The light flickers like an omen.
I turn and he says, “Wait.”
“Admit the truth,” I say, not looking
back.
“Sadie, I can’t,” he says and I know the
tears are falling, dripping from his chin, splashing his weakness
in his lap.
“You can’t or you won’t?” I say to the tent
opening.
“Both.”
He can’t because he’s pathetically weak. And
he won’t because he’s ashamed of himself.
“Right,” I say. “Of course.” My sarcasm only
adds to the tension.
“I have something I have to tell you,” he
says, and a sharp breath whistles between my teeth. Is this it?
Will he finally admit his wrongdoing, be a man?

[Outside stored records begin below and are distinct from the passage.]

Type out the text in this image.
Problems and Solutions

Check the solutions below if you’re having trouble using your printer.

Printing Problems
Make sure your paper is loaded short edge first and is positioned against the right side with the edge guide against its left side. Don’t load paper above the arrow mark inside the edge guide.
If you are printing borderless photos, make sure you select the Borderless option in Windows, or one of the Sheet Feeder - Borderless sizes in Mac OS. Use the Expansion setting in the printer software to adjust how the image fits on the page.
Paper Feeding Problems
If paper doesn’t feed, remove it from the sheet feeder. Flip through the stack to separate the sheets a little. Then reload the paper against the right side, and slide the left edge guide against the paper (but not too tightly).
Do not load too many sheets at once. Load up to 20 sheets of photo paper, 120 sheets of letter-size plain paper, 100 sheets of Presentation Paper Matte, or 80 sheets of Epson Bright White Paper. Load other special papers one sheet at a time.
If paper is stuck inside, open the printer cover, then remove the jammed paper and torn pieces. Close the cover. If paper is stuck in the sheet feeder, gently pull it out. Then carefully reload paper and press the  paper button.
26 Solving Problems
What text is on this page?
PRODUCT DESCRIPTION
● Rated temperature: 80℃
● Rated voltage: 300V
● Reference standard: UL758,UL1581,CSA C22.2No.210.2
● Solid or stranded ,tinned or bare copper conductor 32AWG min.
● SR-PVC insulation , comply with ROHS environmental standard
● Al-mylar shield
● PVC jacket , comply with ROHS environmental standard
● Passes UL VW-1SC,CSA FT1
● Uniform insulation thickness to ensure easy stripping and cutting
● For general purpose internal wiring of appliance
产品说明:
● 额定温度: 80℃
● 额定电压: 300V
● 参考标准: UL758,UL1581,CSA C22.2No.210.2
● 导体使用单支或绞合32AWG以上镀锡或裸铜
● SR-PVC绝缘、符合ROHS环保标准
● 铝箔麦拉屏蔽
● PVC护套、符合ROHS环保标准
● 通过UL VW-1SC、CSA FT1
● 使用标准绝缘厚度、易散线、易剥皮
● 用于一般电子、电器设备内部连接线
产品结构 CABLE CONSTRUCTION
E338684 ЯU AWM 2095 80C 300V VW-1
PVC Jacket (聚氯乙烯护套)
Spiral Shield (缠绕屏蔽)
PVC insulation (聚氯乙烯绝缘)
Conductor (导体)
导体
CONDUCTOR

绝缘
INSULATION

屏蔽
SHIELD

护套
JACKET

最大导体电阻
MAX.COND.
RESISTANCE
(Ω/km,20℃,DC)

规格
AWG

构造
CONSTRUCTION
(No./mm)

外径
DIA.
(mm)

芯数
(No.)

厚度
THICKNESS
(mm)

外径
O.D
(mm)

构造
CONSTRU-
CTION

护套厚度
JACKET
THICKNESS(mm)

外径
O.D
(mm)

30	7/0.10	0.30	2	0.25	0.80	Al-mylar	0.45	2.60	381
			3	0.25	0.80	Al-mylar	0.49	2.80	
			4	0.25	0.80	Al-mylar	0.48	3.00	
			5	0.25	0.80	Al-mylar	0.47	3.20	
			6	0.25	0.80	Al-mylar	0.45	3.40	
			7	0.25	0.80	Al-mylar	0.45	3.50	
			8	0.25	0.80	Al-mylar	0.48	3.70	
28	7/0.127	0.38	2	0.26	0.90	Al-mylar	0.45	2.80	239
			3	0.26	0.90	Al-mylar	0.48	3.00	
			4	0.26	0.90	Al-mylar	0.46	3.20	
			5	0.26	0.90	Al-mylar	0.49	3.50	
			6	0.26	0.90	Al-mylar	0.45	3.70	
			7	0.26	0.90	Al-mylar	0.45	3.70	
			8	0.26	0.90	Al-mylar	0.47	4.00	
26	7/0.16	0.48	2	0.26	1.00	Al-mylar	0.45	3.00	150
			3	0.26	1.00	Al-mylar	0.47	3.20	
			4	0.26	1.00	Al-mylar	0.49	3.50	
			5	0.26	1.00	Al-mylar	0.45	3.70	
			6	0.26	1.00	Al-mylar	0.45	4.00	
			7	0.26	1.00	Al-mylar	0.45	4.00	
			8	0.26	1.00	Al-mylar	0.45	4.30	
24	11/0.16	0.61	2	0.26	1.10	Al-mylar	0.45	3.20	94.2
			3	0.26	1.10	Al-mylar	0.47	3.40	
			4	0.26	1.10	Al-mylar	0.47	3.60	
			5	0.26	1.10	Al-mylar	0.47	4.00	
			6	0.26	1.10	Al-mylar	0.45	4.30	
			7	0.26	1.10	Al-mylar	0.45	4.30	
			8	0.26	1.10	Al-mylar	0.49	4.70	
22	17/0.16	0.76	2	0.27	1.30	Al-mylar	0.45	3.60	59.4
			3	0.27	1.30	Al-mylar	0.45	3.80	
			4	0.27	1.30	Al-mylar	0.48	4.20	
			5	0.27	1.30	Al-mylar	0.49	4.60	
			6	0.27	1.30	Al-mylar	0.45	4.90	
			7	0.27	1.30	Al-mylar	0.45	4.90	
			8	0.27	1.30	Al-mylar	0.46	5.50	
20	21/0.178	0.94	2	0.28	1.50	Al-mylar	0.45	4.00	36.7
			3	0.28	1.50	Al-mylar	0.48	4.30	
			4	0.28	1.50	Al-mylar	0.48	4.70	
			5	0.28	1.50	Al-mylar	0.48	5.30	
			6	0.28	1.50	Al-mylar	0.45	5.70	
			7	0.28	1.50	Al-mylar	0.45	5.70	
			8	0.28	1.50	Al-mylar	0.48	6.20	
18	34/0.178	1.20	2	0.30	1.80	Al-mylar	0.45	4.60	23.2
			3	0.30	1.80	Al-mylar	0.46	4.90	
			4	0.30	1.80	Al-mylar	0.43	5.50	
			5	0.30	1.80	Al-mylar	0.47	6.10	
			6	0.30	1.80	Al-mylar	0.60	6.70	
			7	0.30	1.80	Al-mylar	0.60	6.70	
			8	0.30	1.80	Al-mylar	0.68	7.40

“Does it have to do with Paw or Mother?” I
ask.
Yes.
“No,” he says.
“Save it for someone who cares,” I say,
pushing into the night.
“Wait,” he says again, but I don’t.
I’ve got no one to talk to. Remy’s tried to
speak to me a few times, but I’ve ignored him, and finally he
stopped trying. Passion will only give me a hard time about the way
I’m treating my father and I’m really not in the mood for a
lecture.
With nowhere else to go, I run for the beach,
nodding to the watchmen on duty as I pass the last few tents in the
camp circle. Although the air is dry, lightning crackles in the
distance, warning of an impending storm. Bumps rise up on my arms
and I hug myself, rubbing them away.
The ocean is surprisingly calm, and I sit for
a while, watching it breathe. They say Mother Earth’s hand extends
to the very edges of the sea, at which point the Deep Blue governs
itself, but I don’t know if I believe that. There are too many
signs of the good Mother’s hand in everything. She paints the
clouds overhead, lifts the seabirds on gusts and bursts of wind,
heats the ocean with her fiery sun.
If anything, the Deep Blue is a footman to
Mother Earth.
The moon is bright tonight, rolling out a
carpet of light across the ocean, shimmering anywhere the water
pops up. A small wave rolls onto the sand, reaching toward me,
sending crabs scurrying out of the way.